Caching is a critical part of the architecture. The crawler uses a global cache, for HTTP responses. Access to sitemaps and robot control files are also cached. While these files have expiration times, the crawler maintains an in-memory cache to quickly validate requests without constantly retrieving them. The cache is designed to be updated or invalidated as necessary, and a signal can be sent across all Tobey instances to ensure the latest robot control files are used, keeping the system responsive and compliant. This layered caching strategy, along with the dynamic rate limit adjustment, ensures that Tobey maintains high efficiency and adaptability during its crawling operations.

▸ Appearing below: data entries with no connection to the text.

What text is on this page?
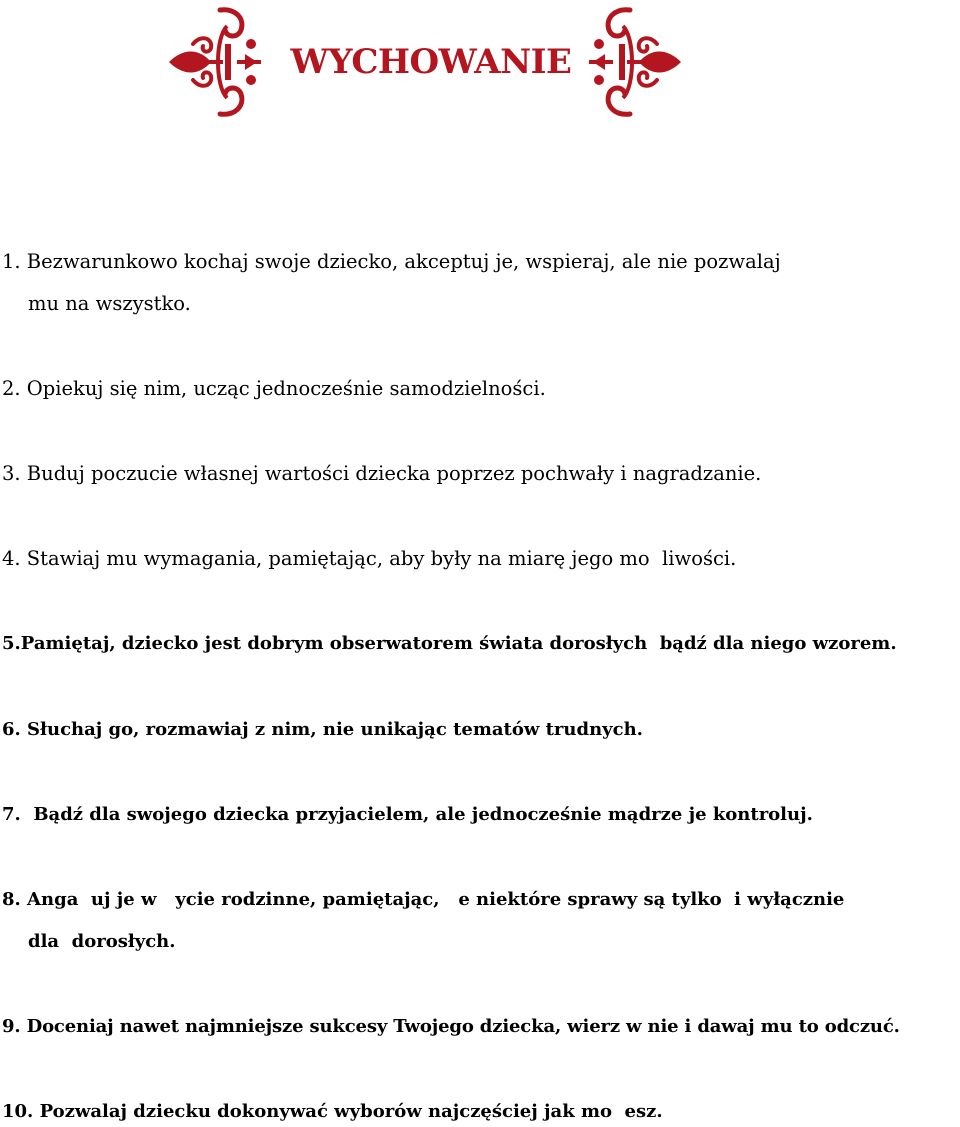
WYCHOWANIE
1. Bezwarunkowo kochaj swoje dziecko, akceptuj je, wspieraj, ale nie pozwalaj
mu na wszystko.
2. Opiekuj się nim, ucząc jednocześnie samodzielności.
3. Buduj poczucie własnej wartości dziecka poprzez pochwały i nagradzanie.
4. Stawiaj mu wymagania, pamiętając, aby były na miarę jego mo  liwości.
5.Pamiętaj, dziecko jest dobrym obserwatorem świata dorosłych  bądź dla niego wzorem.
6. Słuchaj go, rozmawiaj z nim, nie unikając tematów trudnych.
7.  Bądź dla swojego dziecka przyjacielem, ale jednocześnie mądrze je kontroluj.
8. Anga  uj je w   ycie rodzinne, pamiętając,   e niektóre sprawy są tylko  i wyłącznie
dla  dorosłych.
9. Doceniaj nawet najmniejsze sukcesy Twojego dziecka, wierz w nie i dawaj mu to odczuć.
10. Pozwalaj dziecku dokonywać wyborów najczęściej jak mo  esz.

Tobey provides observability capabilities through multiple telemetry features that can be enabled via the TOBEY_TELEMETRY
environment variable. For a complete deployment example with instrumentation and telemetry, see examples/instrumented/compose.yml
.
TOBEY_TELEMETRY="metrics traces pulse"
- With metrics enabled, tobey will expose a Prometheus compatible endpoint for scraping and optionally submit OpenTelemetry metrics, if an endpoint is configured (see below).
- With tracing enabled, tobey will generate OpenTelemetry traces for the lifecyle of a crawl request.
- With pulse enabled, tobey provides real-time metrics, which can be monitored using the pulse tool via
go run cmd/pulse/main.go
. The pulse tool displays a real-time chart of the last 30 seconds of requests per second (RPS) data.
When using OpenTelemetry exporters, make sure to configure the appropriate endpoints:
OTEL_EXPORTER_OTLP_TRACES_ENDPOINT=http://jaeger:4318/v1/traces
OTEL_EXPORTER_OTLP_METRICS_ENDPOINT=http://otel-collector:4318/v1/metrics
Also Tobey can be configured - on a per run basis - to crawl websites behind HTTP basic auth, it does not support fetching personalized content. It is expected that the website is generally publicly available, and that the content is the same for all users. When HTTP basic auth is used by the website it must only be so in order to prevent early access.
Per-run user agent strings are only used when visiting a website, they are not used, i.e. when forwarding results to a webhook.